Nematobrycon
Nematobrycon spp.
Il Nematobrycon è un genere di piccoli pesci d'acqua dolce della famiglia dei Characidae, originario del Sud America, celebre per il tetra imperatore.



Parametri di allevamento
Nematobrycon
Il Nematobrycon è un genere di piccoli pesci d’acqua dolce della famiglia dei Characidae, originario del Sud America, celebre per il tetra imperatore. Il nome Nematobrycon deriva dal greco “nema” = filamento e dal genere Brycon, in riferimento ai prolungamenti filamentosi della pinna caudale dei maschi.
Il genere fu descritto nel 1911 dall’ittologo tedesco-americano Carl H. Eigenmann.
I nomi comuni con cui è conosciuto sono diversi: Nematobrycon, tetra imperatore, Emperor tetra, tetra arcobaleno (per N. lacortei).
Ha un corpo ovale, moderatamente allungato e compresso lateralmente, privo della pinna adiposa (carattere insolito tra i caracidi).
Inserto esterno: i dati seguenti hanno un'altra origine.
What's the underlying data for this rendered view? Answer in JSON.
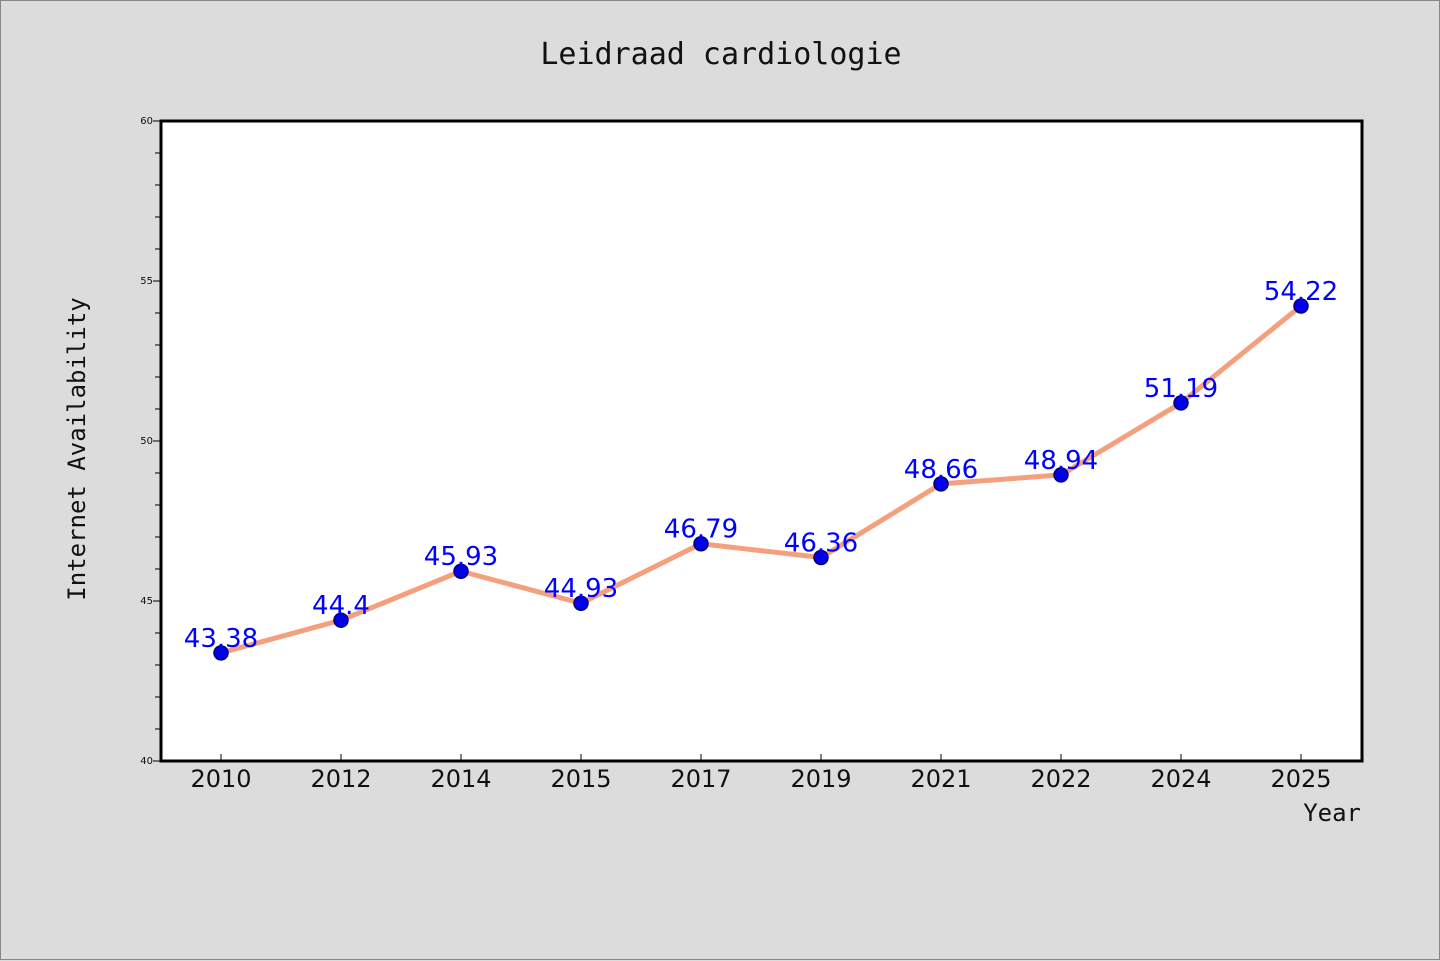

La bocca è terminale. La pinna caudale dei maschi presenta un caratteristico raggio centrale prolungato a tridente, e le pinne sono spesso bordate e allungate.
La colorazione è elegante: un fondo dorato-violaceo attraversato da una netta banda nera longitudinale che corre dal muso alla coda; gli occhi maschili possono assumere riflessi azzurro-verdi metallici. Il tetra arcobaleno (lacortei) aggiunge tinte rosse all’occhio e alle pinne.
È un pesce pacifico ma dotato di una propria personalità e di una blanda gerarchia tra maschi, gregario, da allevare in gruppo di almeno 6-8 esemplari. Più tranquillo e meno “frenetico” di molti tetra, dà il meglio in acquari ben piantumati e ombreggiati. Nuota nelle fasce medie. Le dimensioni: circa 4-5 cm.
Questo genere comprende poche specie:
- Nematobrycon palmeri, Eigenmann 1911 — il tetra imperatore.
- Nematobrycon lacortei, Weitzman e Fink 1971 — il tetra arcobaleno (Rainbow tetra).
Habitat
Originario del Sud America, popola i bacini dei fiumi San Juan e Atrato, nella Colombia occidentale. Vive in acque dolci tropicali da calme a moderatamente correnti, in ruscelli e affluenti ombreggiati e ricchi di vegetazione, con acque morbide e leggermente acide.
Illuminazione e Temperature
Gradisce un’illuminazione tenue e attenuata. Le temperature variano dai 23° C ai 27° C, il PH da 5,5 a 7,5, con preferenza per valori da acidi a leggermente acidi, la durezza dell’acqua da morbida a media.
Alimentazione
Specie onnivora a tendenza micro-carnivora. In natura si nutre di piccoli invertebrati, larve e zooplancton. In acquario accetta mangimi secchi di piccola pezzatura e gradisce cibo vivo o congelato come Artemia, Daphnia e larve di Chironomus.
Riproduzione
La riproduzione è abbastanza accessibile. È una specie ovipara senza cure parentali; la femmina depone poche uova adesive alla volta tra la vegetazione a foglia fine o sul muschio, su un periodo prolungato. Gli adulti vanno tolti per evitare la predazione. Le uova schiudono in 1-2 giorni; gli avannotti vanno alimentati con infusori e poi naupli di Artemia.